Quiénes eran los más honrrados entre los antiguos.

Señor, también me escrevís que os escriba a quiénes daban antiguamente la honrra y preheminencia, para que en los Ayuntamientos tuviesen mejores asientos, y en el pagar los tributos fuesen más libertados. En esta vuestra demanda no puedo daros regla general, en la cual todos los de los siglos pasados conviniesen, y que todos la guardasen, sino que, según la diversidad de las naciones, así tuvieron en el dar diversas costumbres. Ligurgio, que fué el que dió leyes a los lacedemones, mandó que los más honrrados fuesen los que tuviesen las cabezas blancas, y en las barbas canas. Solón Solonino mandó a los athenienses que estimasen por más honrrados a los que tuviesen más hijos. El rey Promotheo mandó a los egipcios que aquellos entre todos tuviesen más honrra que tenían en la república cargo de la justicia. El rey Drídamo mandó a los sicionios que los sacerdotes del templo fuesen más honrrados que todos. Brías, rey de los argibos, mandó que los más honrrados fuesen los philósophos que leían en los estudios. Numma Pompilio mandó a los romanos que aquel tuviesen por más honrrado en la república que hubiese vencido alguna famosa batalla. Anachraso, philósopho, mandó a los pennos que aquél fuese más honrrado en la república, que en tiempo de paz la aconsejase, y en tiempo de guerra la defendiese. Esto presupuesto, decimos que aunque todos los aquí nombrados merescen ser honrrados y acatados, mucho más lo merescen los que son cuerdos y sufridos, porque de ánimo generoso y de corazón valeroso procede ser uno prudente en la prosperidad y paciente en la adversidad.

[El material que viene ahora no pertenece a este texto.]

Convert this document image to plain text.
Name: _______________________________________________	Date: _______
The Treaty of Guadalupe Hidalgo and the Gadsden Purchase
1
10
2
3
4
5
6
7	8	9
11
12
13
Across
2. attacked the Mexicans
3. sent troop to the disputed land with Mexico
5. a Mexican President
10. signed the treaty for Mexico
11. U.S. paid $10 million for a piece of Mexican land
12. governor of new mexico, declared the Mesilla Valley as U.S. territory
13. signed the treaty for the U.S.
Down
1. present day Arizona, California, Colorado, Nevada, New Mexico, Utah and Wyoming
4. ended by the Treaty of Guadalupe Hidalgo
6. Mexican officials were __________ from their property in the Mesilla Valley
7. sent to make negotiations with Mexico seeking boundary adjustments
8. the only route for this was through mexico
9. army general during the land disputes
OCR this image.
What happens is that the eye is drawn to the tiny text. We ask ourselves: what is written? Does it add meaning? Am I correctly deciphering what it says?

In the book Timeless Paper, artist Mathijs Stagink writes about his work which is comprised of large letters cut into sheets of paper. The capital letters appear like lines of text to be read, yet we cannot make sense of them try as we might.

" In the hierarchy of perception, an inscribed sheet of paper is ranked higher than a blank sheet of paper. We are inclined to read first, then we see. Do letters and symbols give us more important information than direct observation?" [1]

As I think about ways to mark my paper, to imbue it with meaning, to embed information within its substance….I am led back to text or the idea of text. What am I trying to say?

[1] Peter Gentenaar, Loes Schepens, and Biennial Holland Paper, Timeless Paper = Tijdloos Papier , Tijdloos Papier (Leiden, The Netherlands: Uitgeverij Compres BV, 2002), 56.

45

Agora, señor, en esta nuestra edad, o por mejor decir tempestad, no hay necesidad de vuestra demanda, ni de mi respuesta, pues vemos que ya de los viejos burlan, a los padres desacatan, a los jueces desobedecen, a los sacerdotes infaman, a los guerreros olvidan, a los sabios arrinconan y a los virtuosos persiguen. En edad tan férrea, en siglo tan inhumano, en tiempo tan ingrato, no hace poco quien se esfuerza a ser virtuoso. Antiguamente, el que más sabía, más valía; lo cual no es así agora, sino el que más rico, es el más honrrado; de manera que tanto valemos, cuanto tenemos. Antiguamente no daban la honrra sino a los que huían de ella; mas agora, en nuestros tiempos, no honrran al que la meresce, sino al que la busca. Antiguamente, en tierras estrañas iban a buscar a los buenos; as agora, aunque llamen a las puertas, no son respondidos. Antiguamente no había senado a do no residiese un philósopho, y agora no hay palacio a do no hay un truhán. Antiguamente, el que era virtuoso tenía licencia de corregir al malo; mas agora el que es malo osa reprehender, y aun lastimar al bueno. Antiguamente, en las repúblicas solos los buenos podían hablar; mas agora, en nuestro tiempo, ningún malo suele callar. Finalmente, decimos que en aquellos siglos antiguos, y en aquellos tiempos dorados, el malo se escurecía y el bueno prevalescía; mas en este nuestro siglo, el bueno se escurece y el malo prevalesce.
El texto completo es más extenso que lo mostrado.